The recently announced squad is:

  • Andrew Balbirnie (C), Mark Adair, Curtis Campher, David Delany, Gareth Delany, Josh Little, Andrew McBrine, Barry McCarthy, James McCollum, Kevin O’Brien, Neil Rock, Simi Singh, Paul Stirling, Harry Tector, Lorcan Tucker, Craig Young.

This will be Ireland Men’s first international action since their dramatic run-chase victory over World Champions England back in early August. The Irish squad will be required to travel and remain within a COVID-19 bio bubble for the duration of their tour, with regular testing and strict protocols to abide by for the month.

Additionally, several players and support staff who are not on the tour will remain at home under COVID-19 safe conditions in case a substitute needs to be flown out to Abu Dhabi during the month.

The matches against Afghanistan will be part of the World Cup Super League.


Matches played as part of the inaugural ICC Cricket World Cup Super League (2020-2023) are essentially World Cup Qualifier matches, as the League will serve as part of the 2023 Cricket World Cup Qualification process.

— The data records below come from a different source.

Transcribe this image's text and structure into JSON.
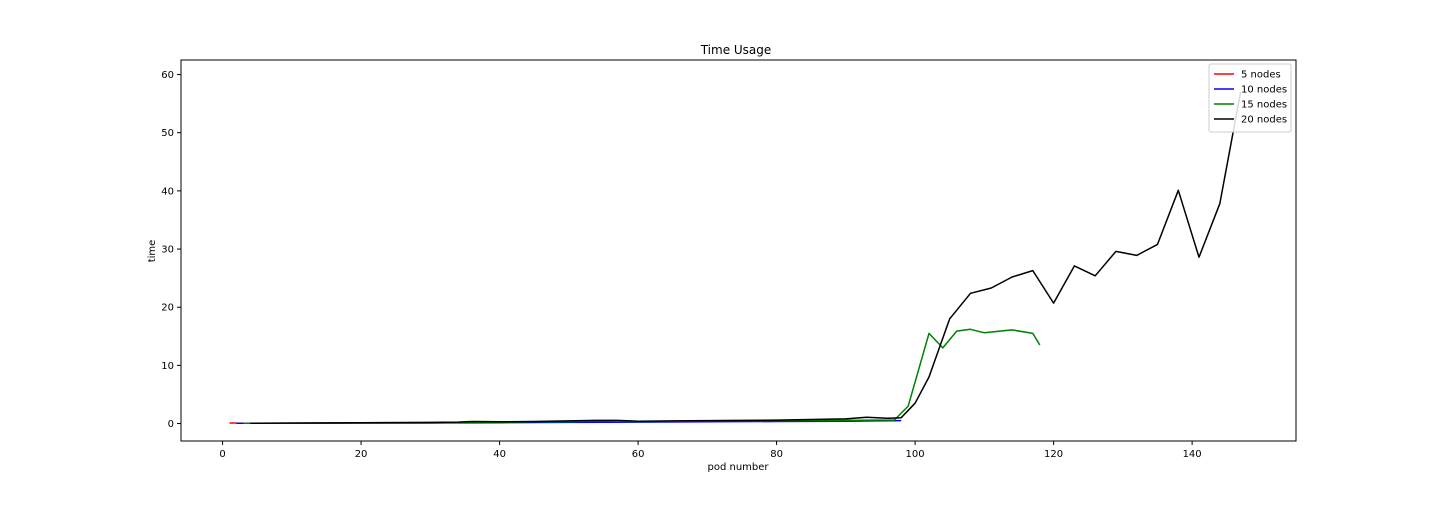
{
  "chart_data": {
    "type": "line",
    "title": "Time Usage",
    "xlabel": "pod number",
    "ylabel": "time",
    "xlim": [
      -6,
      155
    ],
    "ylim": [
      -3,
      62.5
    ],
    "xticks": [
      0,
      20,
      40,
      60,
      80,
      100,
      120,
      140
    ],
    "yticks": [
      0,
      10,
      20,
      30,
      40,
      50,
      60
    ],
    "grid": false,
    "legend_position": "top-right",
    "series": [
      {
        "name": "5 nodes",
        "color": "#ff0000",
        "x": [
          1,
          2
        ],
        "y": [
          0.1,
          0.1
        ]
      },
      {
        "name": "10 nodes",
        "color": "#0000ff",
        "x": [
          2,
          10,
          20,
          30,
          40,
          50,
          60,
          70,
          80,
          90,
          94,
          98
        ],
        "y": [
          0.05,
          0.05,
          0.1,
          0.1,
          0.15,
          0.2,
          0.25,
          0.3,
          0.35,
          0.4,
          0.45,
          0.5
        ]
      },
      {
        "name": "15 nodes",
        "color": "#008000",
        "x": [
          3,
          10,
          20,
          30,
          36,
          40,
          45,
          50,
          54,
          57,
          60,
          66,
          72,
          78,
          84,
          90,
          94,
          97,
          99,
          102,
          104,
          106,
          108,
          110,
          114,
          117,
          118
        ],
        "y": [
          0.05,
          0.05,
          0.1,
          0.1,
          0.2,
          0.2,
          0.3,
          0.3,
          0.45,
          0.4,
          0.35,
          0.4,
          0.45,
          0.5,
          0.5,
          0.55,
          0.6,
          0.6,
          3.0,
          15.5,
          13.0,
          15.9,
          16.2,
          15.6,
          16.1,
          15.5,
          13.5
        ]
      },
      {
        "name": "20 nodes",
        "color": "#000000",
        "x": [
          4,
          10,
          20,
          30,
          34,
          36,
          40,
          45,
          50,
          54,
          57,
          60,
          65,
          70,
          75,
          80,
          85,
          90,
          93,
          96,
          98,
          100,
          102,
          105,
          108,
          111,
          114,
          117,
          120,
          123,
          126,
          129,
          132,
          135,
          138,
          141,
          144,
          147
        ],
        "y": [
          0.05,
          0.1,
          0.15,
          0.2,
          0.25,
          0.35,
          0.3,
          0.35,
          0.45,
          0.55,
          0.55,
          0.4,
          0.45,
          0.5,
          0.55,
          0.6,
          0.7,
          0.8,
          1.1,
          0.9,
          1.0,
          3.5,
          8.0,
          18.0,
          22.4,
          23.3,
          25.2,
          26.3,
          20.7,
          27.1,
          25.4,
          29.6,
          28.9,
          30.8,
          40.1,
          28.6,
          37.8,
          57.0
        ]
      }
    ]
  }
}
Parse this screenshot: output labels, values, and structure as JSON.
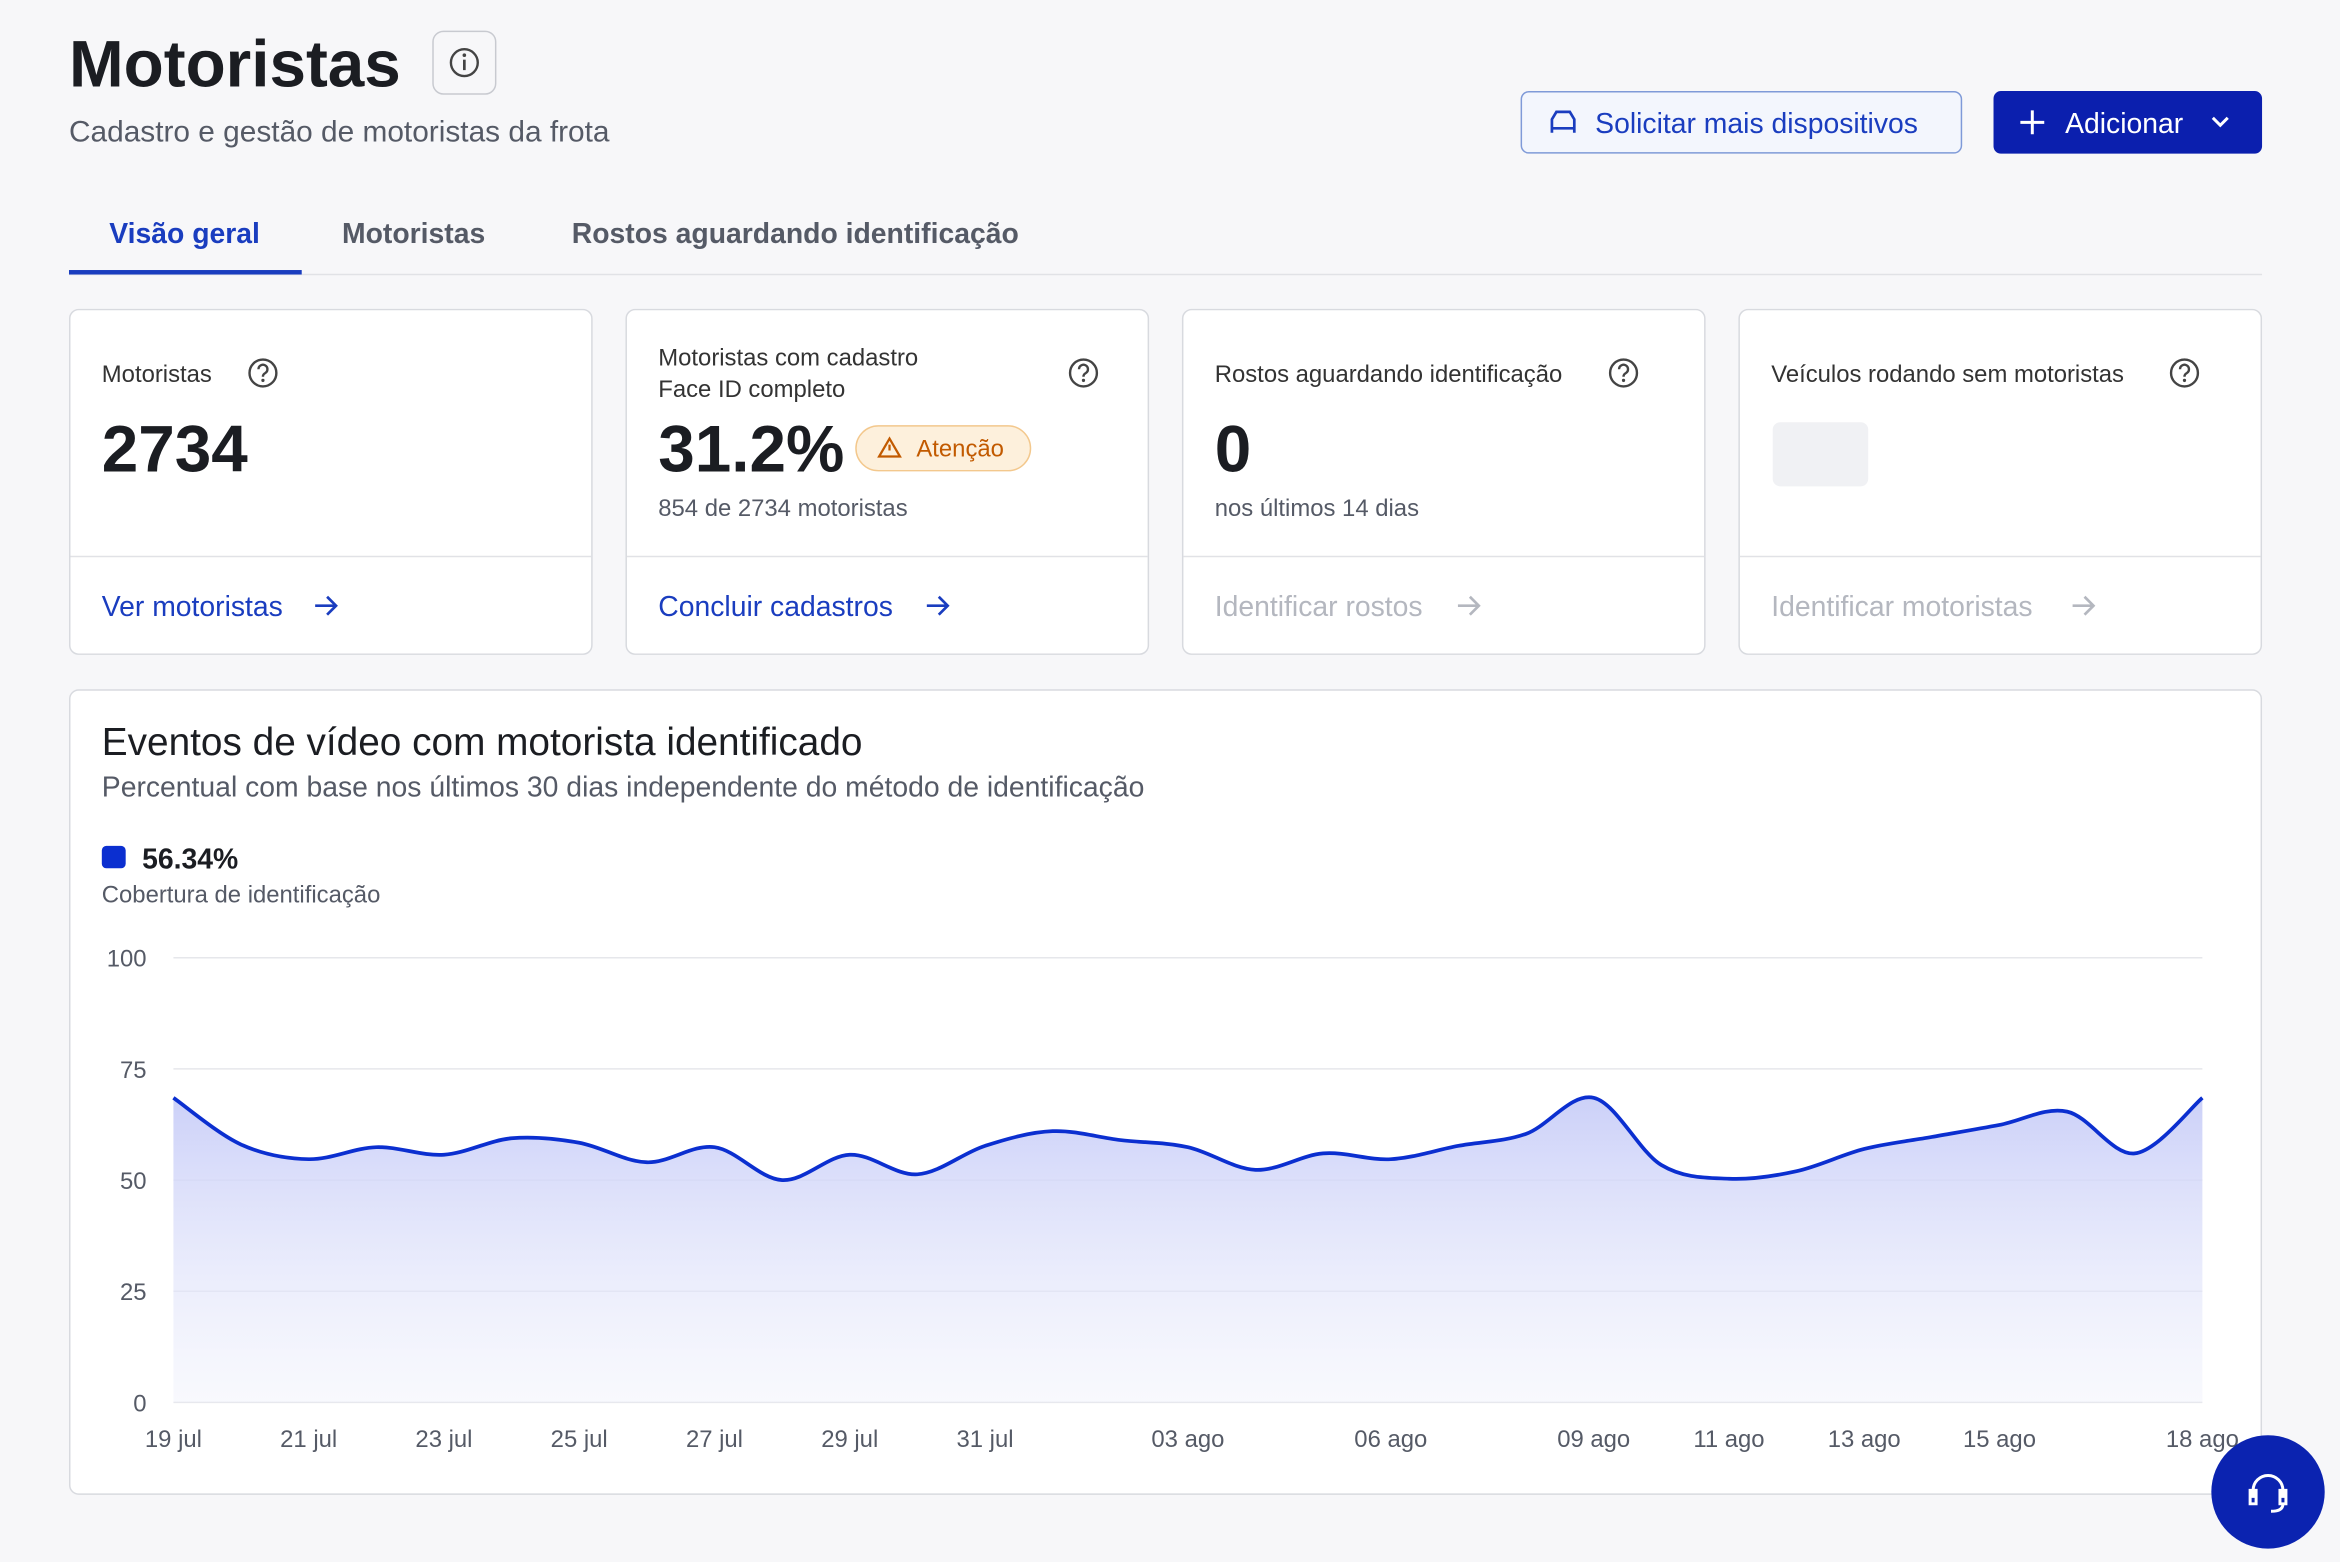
{
  "header": {
    "title": "Motoristas",
    "subtitle": "Cadastro e gestão de motoristas da frota"
  },
  "buttons": {
    "request": "Solicitar mais dispositivos",
    "add": "Adicionar"
  },
  "tabs": [
    "Visão geral",
    "Motoristas",
    "Rostos aguardando identificação"
  ],
  "cards": [
    {
      "label": "Motoristas",
      "value": "2734",
      "link": "Ver motoristas"
    },
    {
      "label_lines": [
        "Motoristas com cadastro",
        "Face ID completo"
      ],
      "value": "31.2%",
      "badge": "Atenção",
      "note": "854 de 2734 motoristas",
      "link": "Concluir cadastros"
    },
    {
      "label": "Rostos aguardando identificação",
      "value": "0",
      "note": "nos últimos 14 dias",
      "link": "Identificar rostos"
    },
    {
      "label": "Veículos rodando sem motoristas",
      "link": "Identificar motoristas"
    }
  ],
  "chart_data": {
    "type": "area",
    "title": "Eventos de vídeo com motorista identificado",
    "subtitle": "Percentual com base nos últimos 30 dias independente do método de identificação",
    "total_label": "56.34%",
    "categories": [
      "19 jul",
      null,
      "21 jul",
      null,
      "23 jul",
      null,
      "25 jul",
      null,
      "27 jul",
      null,
      "29 jul",
      null,
      "31 jul",
      null,
      null,
      "03 ago",
      null,
      null,
      "06 ago",
      null,
      null,
      "09 ago",
      null,
      "11 ago",
      null,
      "13 ago",
      null,
      "15 ago",
      null,
      null,
      "18 ago"
    ],
    "series": [
      {
        "name": "Cobertura de identificação",
        "color": "#0b2fd0",
        "values": [
          68.5,
          58,
          54.7,
          57.4,
          55.7,
          59.4,
          58.4,
          54,
          57.4,
          50,
          55.7,
          51.3,
          57.7,
          61,
          59,
          57.4,
          52.3,
          56,
          54.7,
          57.7,
          60.4,
          68.5,
          53.4,
          50.3,
          52,
          57,
          59.7,
          62.4,
          65.4,
          56,
          68.5
        ]
      }
    ],
    "ylim": [
      0,
      100
    ],
    "yticks": [
      0,
      25,
      50,
      75,
      100
    ],
    "grid": true
  }
}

  • See the current WCSL table as it stands

The WCSL features thirteen teams, the twelve Full members of the International Cricket Council (ICC), and the Netherlands (who won the 2015–17 ICC World Cricket League Championship to qualify for this competition). Each team will play an ODI series against eight of the twelve opponents, four series at home and four away. Each series will consist of three ODIs. For the World Cup, the hosts (India in 2023), and the top seven-ranked sides thereafter, will qualify automatically. The remaining five teams will play in a qualifying event along with five Associate sides, from which two sides will go through to the final tournament.